Painting is the same way for me. I used to force it. Try to make something I envisioned in my head without really knowing how to get there. Now I’m familiar with a base. Fundamentals. I know how to move through with my materials to practice at a higher level of ease and separation from my consciousness. The entire process is pleasant and connective, rather than daunting. It still challenges me, but in different ways.

Part of my formula includes:

  1. Swatching for color and translucently. I have a formula of how I’m mixing my paints figured out before I begin therefore eliminating some of the variables.

  2. Stretching my own canvas. There’s not lighter way to say it: I like to man-handle the canvas myself before I paint it. This helps me feel more connected energetically to the canvas before it becomes an extension of myself. In a way, we are working together.

  3. Meditation & energy clearing. I set everything up before I actually paint. It’s kind of like an intimate performance. Or like a meditation practice: you want your mat and blankets and bolster to be just right so that you’re comfortable throughout the practice.

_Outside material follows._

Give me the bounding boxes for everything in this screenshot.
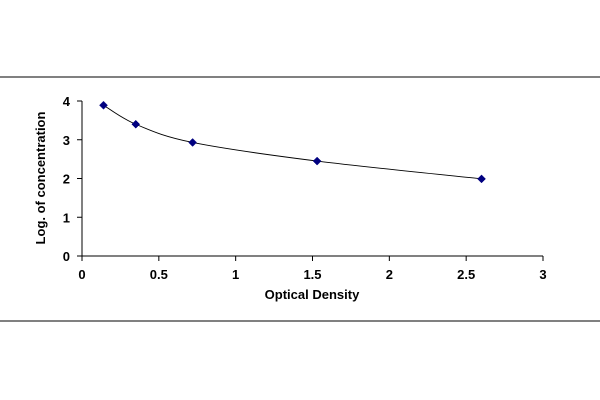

For painting I need space: on the wall and on the floor as I alternate between the two in different stages of my process. I also need to have more than one canvas ready to go as I work simultaneously as one layer dries. I can move to another canvas. I cleanse the room with palo santo to rev up my feminine energy streams and curate the type of music I want to be listening to. I think about food and tea - what am I putting into my body to fuel before this extension of energy releases. And I take the time to meditate and/or do kriyas to get my energy to where it needs to be. That does not always translate to “calming my energy”. Many times it is actually breaths of fire and dancing to reggaeton before I get started.